Deputyz Reloaded – die Rock‘n‘Roll-Familie
Der Werdegang der seit vielen Jahren ebenso beliebten wie angesagten „Deputyz“ liest sich beinahe so wie die Geschichten jener Bands, die sie so gut zu covern verstehen. Ob „Deep Purple“, „Status Quo“, „Kiss“ oder „AC/DC“, am Anfang waren das alle mal ganz normale junge Typen, die einfach nur Bock auf eine coole Party und harte Musik hatten. So erging das auch Sänger Stefan „Hardy“ Hartkopf und den beiden Gitarristen der ersten Stunde, Michael und Uwe Lorenz. „Als Lüneburger Musiker kannten wir uns natürlich alle schon vorher. Aber erst im Jahr 2000 gründeten wir als Herren im besten Alter zwischen 28 und 38 Jahren die „Rock‘n‘Roll Deputyz“; wie wir uns damals noch nannten“, erzählt Michael, der ältere Lorenz. „Am Anfang stand der Spaß ganz weit im Vordergrund.
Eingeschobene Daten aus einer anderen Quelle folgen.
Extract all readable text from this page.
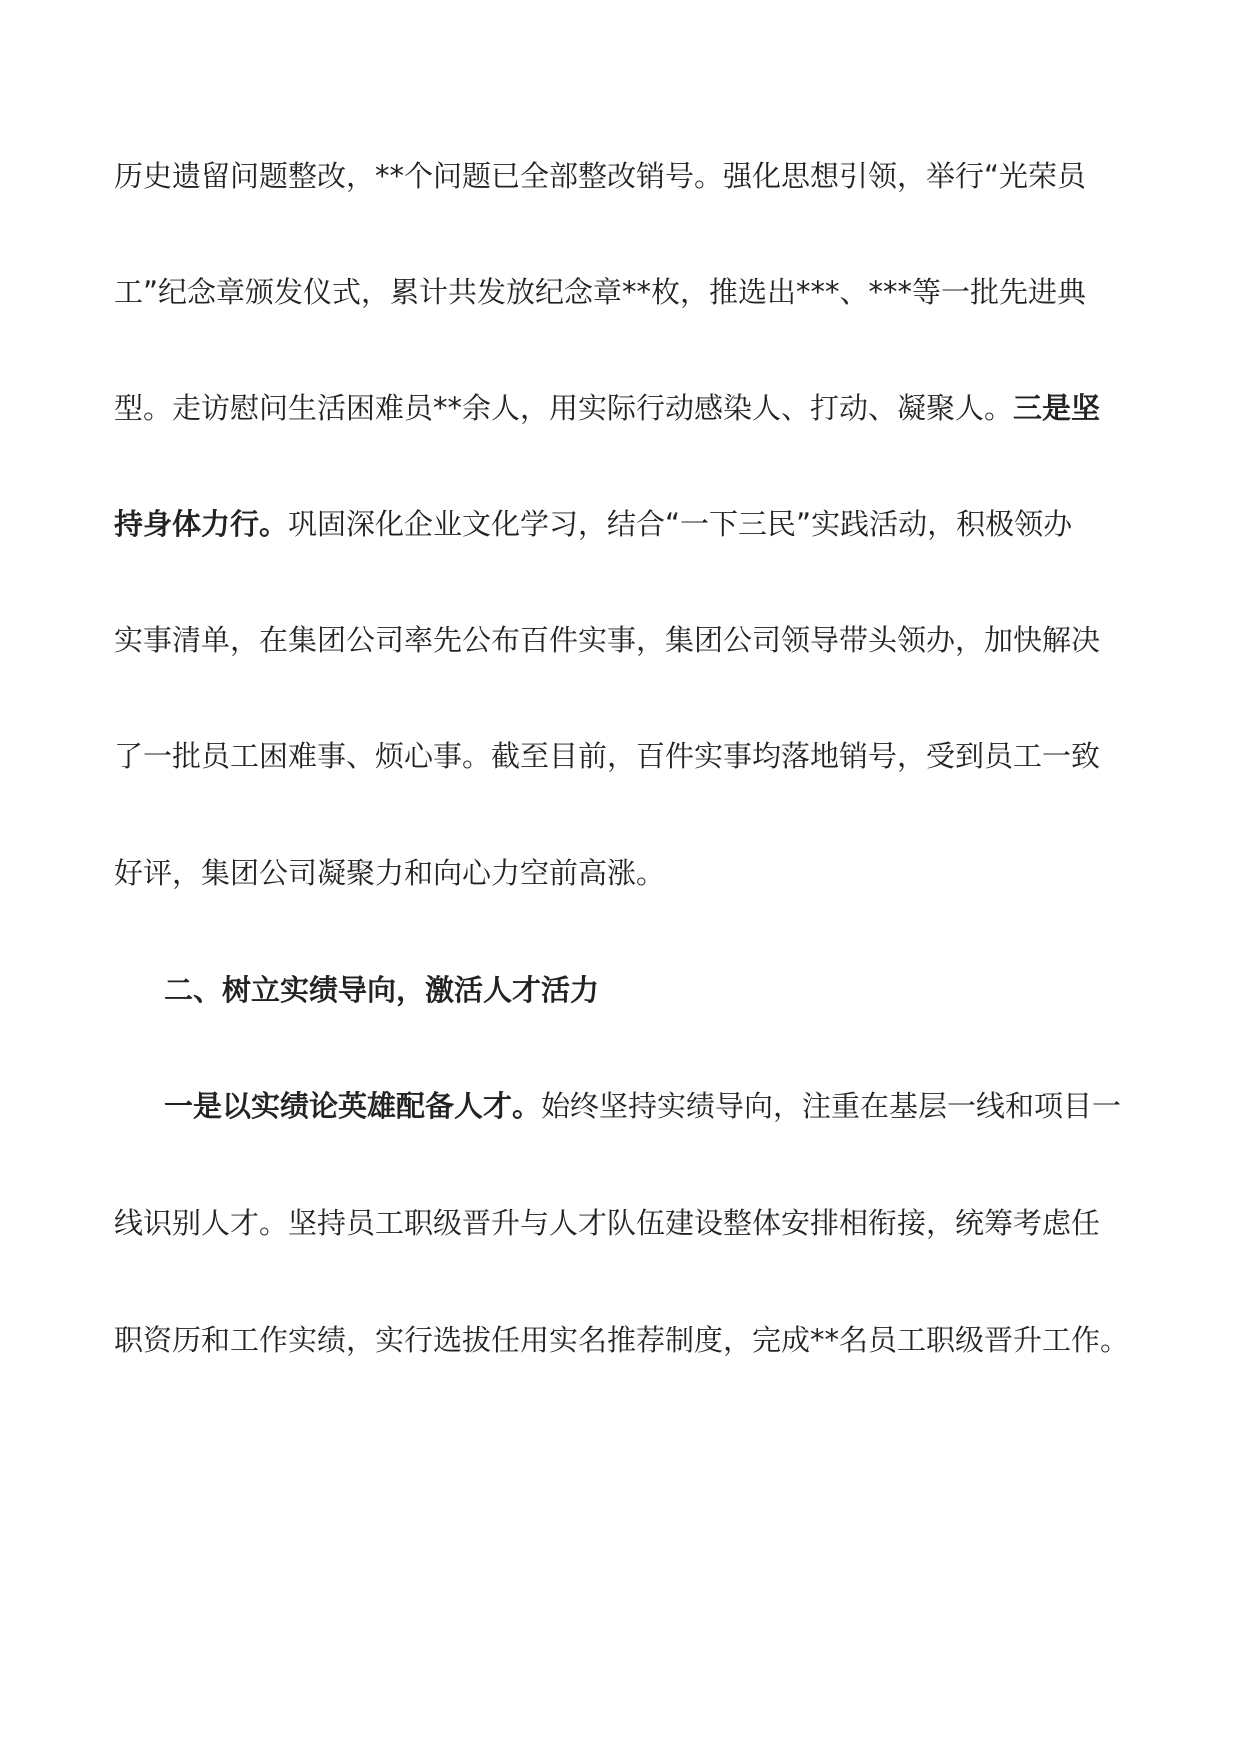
历史遗留问题整改，**个问题已全部整改销号。强化思想引领，举行“光荣员
工”纪念章颁发仪式，累计共发放纪念章**枚，推选出***、***等一批先进典
型。走访慰问生活困难员**余人，用实际行动感染人、打动、凝聚人。三是坚
持身体力行。巩固深化企业文化学习，结合“一下三民”实践活动，积极领办
实事清单，在集团公司率先公布百件实事，集团公司领导带头领办，加快解决
了一批员工困难事、烦心事。截至目前，百件实事均落地销号，受到员工一致
好评，集团公司凝聚力和向心力空前高涨。
二、树立实绩导向，激活人才活力
一是以实绩论英雄配备人才。始终坚持实绩导向，注重在基层一线和项目一
线识别人才。坚持员工职级晋升与人才队伍建设整体安排相衔接，统筹考虑任
职资历和工作实绩，实行选拔任用实名推荐制度，完成**名员工职级晋升工作。
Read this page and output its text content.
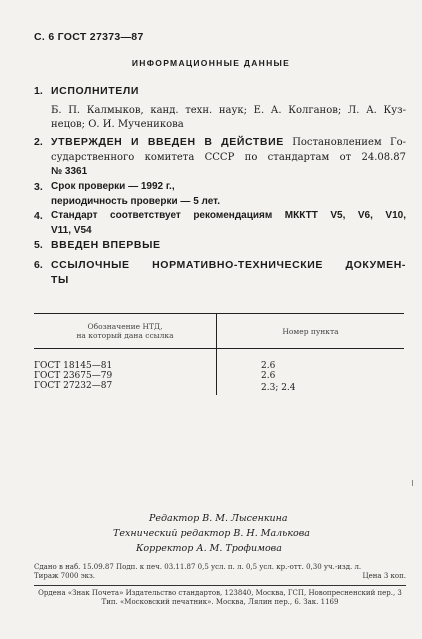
С. 6 ГОСТ 27373—87
ИНФОРМАЦИОННЫЕ ДАННЫЕ
1. ИСПОЛНИТЕЛИ
Б. П. Калмыков, канд. техн. наук; Е. А. Колганов; Л. А. Куз-
нецов; О. И. Мученикова
2. УТВЕРЖДЕН И ВВЕДЕН В ДЕЙСТВИЕ Постановлением Го-
сударственного комитета СССР по стандартам от 24.08.87
№ 3361
3. Срок проверки — 1992 г.,
периодичность проверки — 5 лет.
4. Стандарт соответствует рекомендациям МККТТ V5, V6, V10,
V11, V54
5. ВВЕДЕН ВПЕРВЫЕ
6. ССЫЛОЧНЫЕ НОРМАТИВНО-ТЕХНИЧЕСКИЕ ДОКУМЕН-
ТЫ
Обозначение НТД,
на который дана ссылка	Номер пункта
ГОСТ 18145—81	2.6
ГОСТ 23675—79	2.6
ГОСТ 27232—87	2.3; 2.4
Редактор В. М. Лысенкина
Технический редактор В. Н. Малькова
Корректор А. М. Трофимова
Сдано в наб. 15.09.87 Подп. к печ. 03.11.87 0,5 усл. п. л. 0,5 усл. кр.-отт. 0,30 уч.-изд. л.
Тираж 7000 экз.	Цена 3 коп.
Ордена «Знак Почета» Издательство стандартов, 123840, Москва, ГСП, Новопресненский пер., 3
Тип. «Московский печатник». Москва, Лялин пер., 6. Зак. 1169
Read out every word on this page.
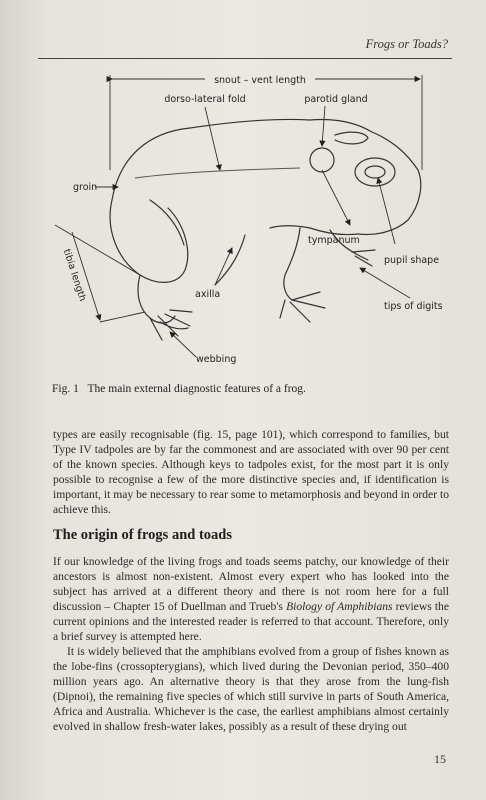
Frogs or Toads?
snout – vent length
tibia length
dorso-lateral fold	parotid gland
groin
tympanum
pupil shape
axilla
tips of digits
webbing
Fig. 1 The main external diagnostic features of a frog.

types are easily recognisable (fig. 15, page 101), which correspond to families, but Type IV tadpoles are by far the commonest and are associated with over 90 per cent of the known species. Although keys to tadpoles exist, for the most part it is only possible to recognise a few of the more distinctive species and, if identification is important, it may be necessary to rear some to metamorphosis and beyond in order to achieve this.

The origin of frogs and toads

If our knowledge of the living frogs and toads seems patchy, our knowledge of their ancestors is almost non-existent. Almost every expert who has looked into the subject has arrived at a different theory and there is not room here for a full discussion – Chapter 15 of Duellman and Trueb's Biology of Amphibians reviews the current opinions and the interested reader is referred to that account. Therefore, only a brief survey is attempted here.

It is widely believed that the amphibians evolved from a group of fishes known as the lobe-fins (crossopterygians), which lived during the Devonian period, 350–400 million years ago. An alternative theory is that they arose from the lung-fish (Dipnoi), the remaining five species of which still survive in parts of South America, Africa and Australia. Whichever is the case, the earliest amphibians almost certainly evolved in shallow fresh-water lakes, possibly as a result of these drying out

15
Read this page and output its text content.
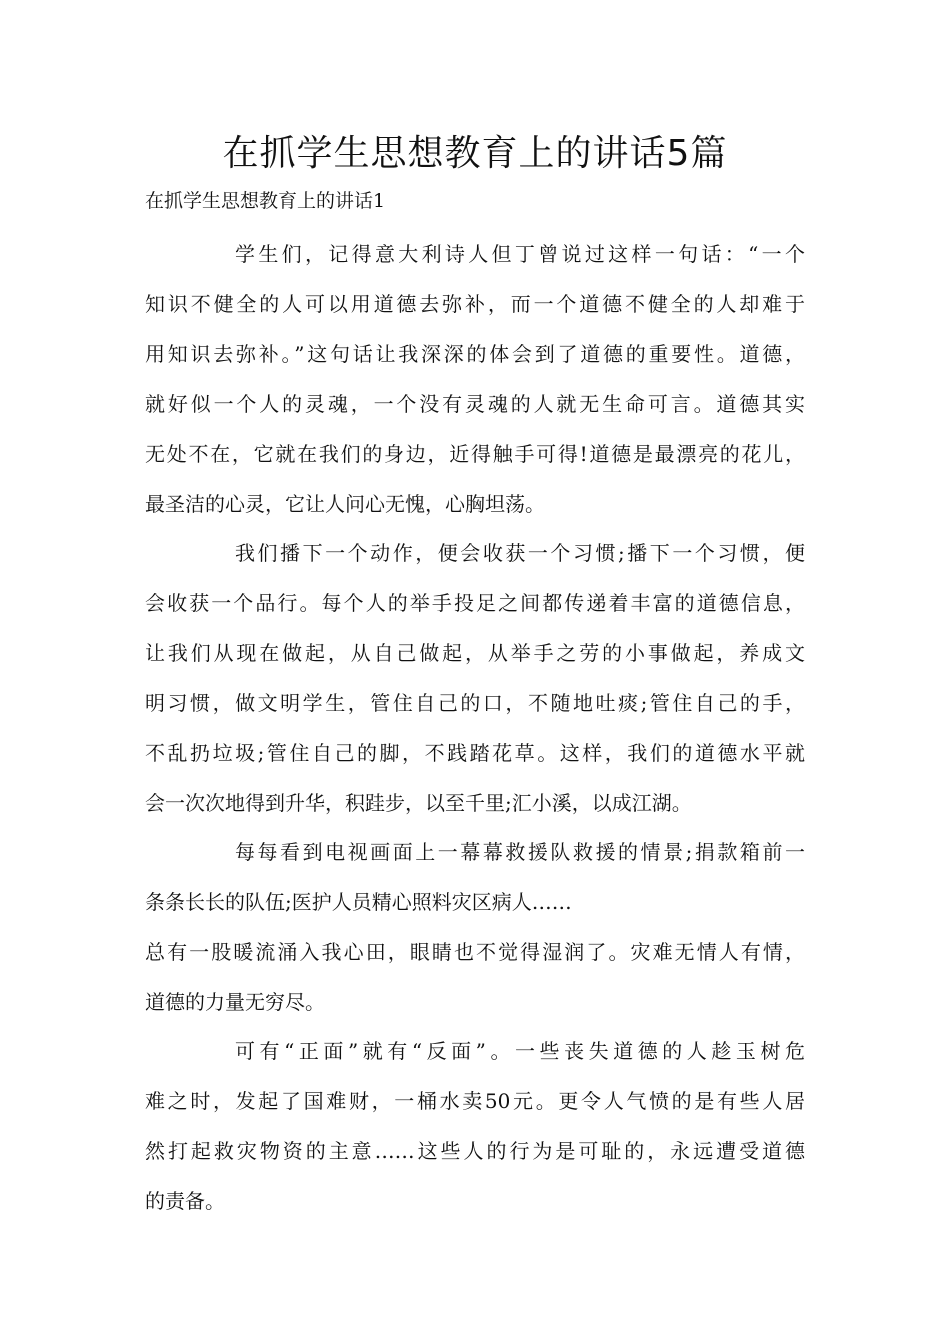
在抓学生思想教育上的讲话5篇

在抓学生思想教育上的讲话1

学生们，记得意大利诗人但丁曾说过这样一句话：“一个

知识不健全的人可以用道德去弥补，而一个道德不健全的人却难于

用知识去弥补。”这句话让我深深的体会到了道德的重要性。道德，

就好似一个人的灵魂，一个没有灵魂的人就无生命可言。道德其实

无处不在，它就在我们的身边，近得触手可得!道德是最漂亮的花儿，

最圣洁的心灵，它让人问心无愧，心胸坦荡。

我们播下一个动作，便会收获一个习惯;播下一个习惯，便

会收获一个品行。每个人的举手投足之间都传递着丰富的道德信息，

让我们从现在做起，从自己做起，从举手之劳的小事做起，养成文

明习惯，做文明学生，管住自己的口，不随地吐痰;管住自己的手，

不乱扔垃圾;管住自己的脚，不践踏花草。这样，我们的道德水平就

会一次次地得到升华，积跬步，以至千里;汇小溪，以成江湖。

每每看到电视画面上一幕幕救援队救援的情景;捐款箱前一

条条长长的队伍;医护人员精心照料灾区病人……

总有一股暖流涌入我心田，眼睛也不觉得湿润了。灾难无情人有情，

道德的力量无穷尽。

可有“正面”就有“反面”。一些丧失道德的人趁玉树危

难之时，发起了国难财，一桶水卖50元。更令人气愤的是有些人居

然打起救灾物资的主意……这些人的行为是可耻的，永远遭受道德

的责备。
Wir wollten einfach Fun haben und fühlten uns wie Rockstars“, lacht er. Doch mit den Jahren entwickelte die Band immer mehr musikalische Reife und Qualität, sodass die Deputyz im Jahr 2010 sogar bei der „Kabel eins“ TV-Show „Die beste Partyband Deutschlands“ auf einen sensationellen dritten Platz unter tausend Bewerbern kamen. Respekt! Die Jungs rockten schon damals auf Lüneburger Stadtfesten und den legendären Stintfesten alles in Grund und Boden. „Diese unzähligen geilen Auftritte haben uns genauso zusammengeschweißt, wie unsere gemeinsamen Touren unter anderem zwei Mal durch Australien oder zum Nato-Stützpunkt in Litauen.“
Klingt nach der perfekten Familiensaga. Doch in welcher Familie läuft schon alles perfekt? So ereilte auch die Deputyz das Schicksal vieler ihrer Heldenbands, sich kurzfristig nach einem neuen Mitglied umsehen zu müssen. Mit ihrem ehemaligen Bassisten verloren sie nicht nur einen langjährigen Mitmusiker, sondern ärgerlicherweise gleich auch noch den ersten Teil ihres Bandnamens. Doch damit allerdings nicht ihren Rock‘n‘Roll. Sie firmierten kurzerhand zu „Deputyz Reloaded“ um und fanden erst in Jens Clavin und schließlich vergangenes Jahr mit Henner Meifert den ersehnten, passenden Familienzuwachs, der zusammen mit Schlagzeuger Lars Neidel für mächtigen Druck und Groove sorgt. Für Michael und Uwe sind die Deputyz gleich in doppelter Hinsicht eine Familienangelegenheit. „Wir sind da tatsächlich wie Angus und Malcolm Young von AC/DC. Wir verstehen uns musikalisch wie im Leben super und lieben es, im Proberaum oder auf der Bühne zusammen zu rocken.“ Still crazy after all these years!